# Recent Photos of Cassie



## shari313 (Apr 8, 2011)

i was having a rough morning with my son and Cassie. He kept opening the gate to wander into the house or whatever, and she would bolt every time. urgh. so after a while, i remembered that i had a tie out from a year ago. so in these photos, she's on a tie out. it actually ended up making it easier to take photos. i don't usually put her on the tie out, but i was needing a break from trying to keep luring her back into the yard every time Gideon let her out. ugh.


----------



## sonatalady7 (Apr 4, 2011)

Love the pictures - especially the one with Cassie and your little boy. I think kids a dogs go together so well!


----------



## shari313 (Apr 8, 2011)

thanks, paula. 
i had to rehome a yorkiepoo last year, because he was really afraid of my boys, and didn't really want to get close with my hubbie. he was just obsessed with me. so i found him a single lady he could be obsessed with in peace.

when i saw Cassie, and how she handled the kids at her house, i knew she was the one for us. it's like they trained her just for us. she lived in Josette's family for a year, with a 8 year old and 2 year old. the 2 year old was pretty rough with her, and Cassie just took it in stride, and never was aggressive with the kids. i was so thankful. 

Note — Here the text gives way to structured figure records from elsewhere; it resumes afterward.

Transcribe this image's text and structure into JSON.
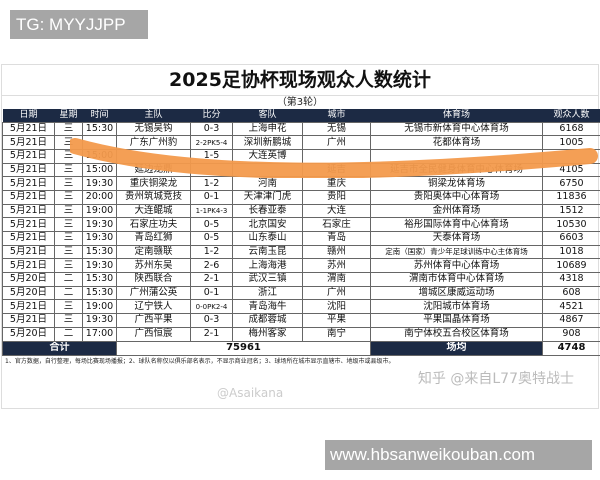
{
  "watermark_top": "TG: MYYJJPP",
  "title": "2025足协杯现场观众人数统计",
  "subtitle": "（第3轮）",
  "headers": [
    "日期",
    "星期",
    "时间",
    "主队",
    "比分",
    "客队",
    "城市",
    "体育场",
    "观众人数"
  ],
  "rows": [
    [
      "5月21日",
      "三",
      "15:30",
      "无锡吴钩",
      "0-3",
      "上海申花",
      "无锡",
      "无锡市新体育中心体育场",
      "6168"
    ],
    [
      "5月21日",
      "三",
      "",
      "广东广州豹",
      "2-2PK5-4",
      "深圳新鹏城",
      "广州",
      "花都体育场",
      "1005"
    ],
    [
      "5月21日",
      "三",
      "15:00",
      "",
      "1-5",
      "大连英博",
      "",
      "",
      ""
    ],
    [
      "5月21日",
      "三",
      "15:00",
      "延边龙鼎",
      "",
      "",
      "延吉",
      "延吉市全民健身体育中心体育场",
      "4105"
    ],
    [
      "5月21日",
      "三",
      "19:30",
      "重庆铜梁龙",
      "1-2",
      "河南",
      "重庆",
      "铜梁龙体育场",
      "6750"
    ],
    [
      "5月21日",
      "三",
      "20:00",
      "贵州筑城竞技",
      "0-1",
      "天津津门虎",
      "贵阳",
      "贵阳奥体中心体育场",
      "11836"
    ],
    [
      "5月21日",
      "三",
      "19:00",
      "大连鲲城",
      "1-1PK4-3",
      "长春亚泰",
      "大连",
      "金州体育场",
      "1512"
    ],
    [
      "5月21日",
      "三",
      "19:30",
      "石家庄功夫",
      "0-5",
      "北京国安",
      "石家庄",
      "裕彤国际体育中心体育场",
      "10530"
    ],
    [
      "5月21日",
      "三",
      "19:30",
      "青岛红狮",
      "0-5",
      "山东泰山",
      "青岛",
      "天泰体育场",
      "6603"
    ],
    [
      "5月21日",
      "三",
      "15:30",
      "定南赣联",
      "1-2",
      "云南玉昆",
      "赣州",
      "定南（国家）青少年足球训练中心主体育场",
      "1018"
    ],
    [
      "5月21日",
      "三",
      "19:30",
      "苏州东吴",
      "2-6",
      "上海海港",
      "苏州",
      "苏州体育中心体育场",
      "10689"
    ],
    [
      "5月20日",
      "二",
      "15:30",
      "陕西联合",
      "2-1",
      "武汉三镇",
      "渭南",
      "渭南市体育中心体育场",
      "4318"
    ],
    [
      "5月20日",
      "二",
      "15:30",
      "广州蒲公英",
      "0-1",
      "浙江",
      "广州",
      "增城区康威运动场",
      "608"
    ],
    [
      "5月21日",
      "三",
      "19:00",
      "辽宁铁人",
      "0-0PK2-4",
      "青岛海牛",
      "沈阳",
      "沈阳城市体育场",
      "4521"
    ],
    [
      "5月21日",
      "三",
      "19:30",
      "广西平果",
      "0-3",
      "成都蓉城",
      "平果",
      "平果国晶体育场",
      "4867"
    ],
    [
      "5月20日",
      "二",
      "17:00",
      "广西恒宸",
      "2-1",
      "梅州客家",
      "南宁",
      "南宁体校五合校区体育场",
      "908"
    ]
  ],
  "total": {
    "label": "合计",
    "value": "75961",
    "avg_label": "场均",
    "avg_value": "4748"
  },
  "note": "1、官方数据，自行整理，每场比赛现场播报；2、球队名称仅以俱乐部名表示，不显示商业冠名；3、球场所在城市显示直辖市、地级市或县级市。",
  "watermark_zhihu": "知乎 @来自L77奥特战士",
  "watermark_weibo": "@Asaikana",
  "watermark_url": "www.hbsanweikouban.com",
  "colors": {
    "header_bg": "#1c2a44",
    "stroke": "#f39a4c"
  }
}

She's great with my boys, and loves my husband. i'm so thankful to have her. she's the best. a very good fit.


----------



## lady amanda (Nov 26, 2010)

awww great pics


----------



## weez74 (Feb 9, 2011)

Lovely pictures and such a nice story as well. She must be so glad you adopted her!

I sympathise totally with you too - my kids make training Rosie a lot more difficult. But, they just love each other. It's like Rosie's always been with us.


----------



## Enneirda. (Mar 5, 2010)

Nice pictures.  It's great to that she's working out so well with your family.


----------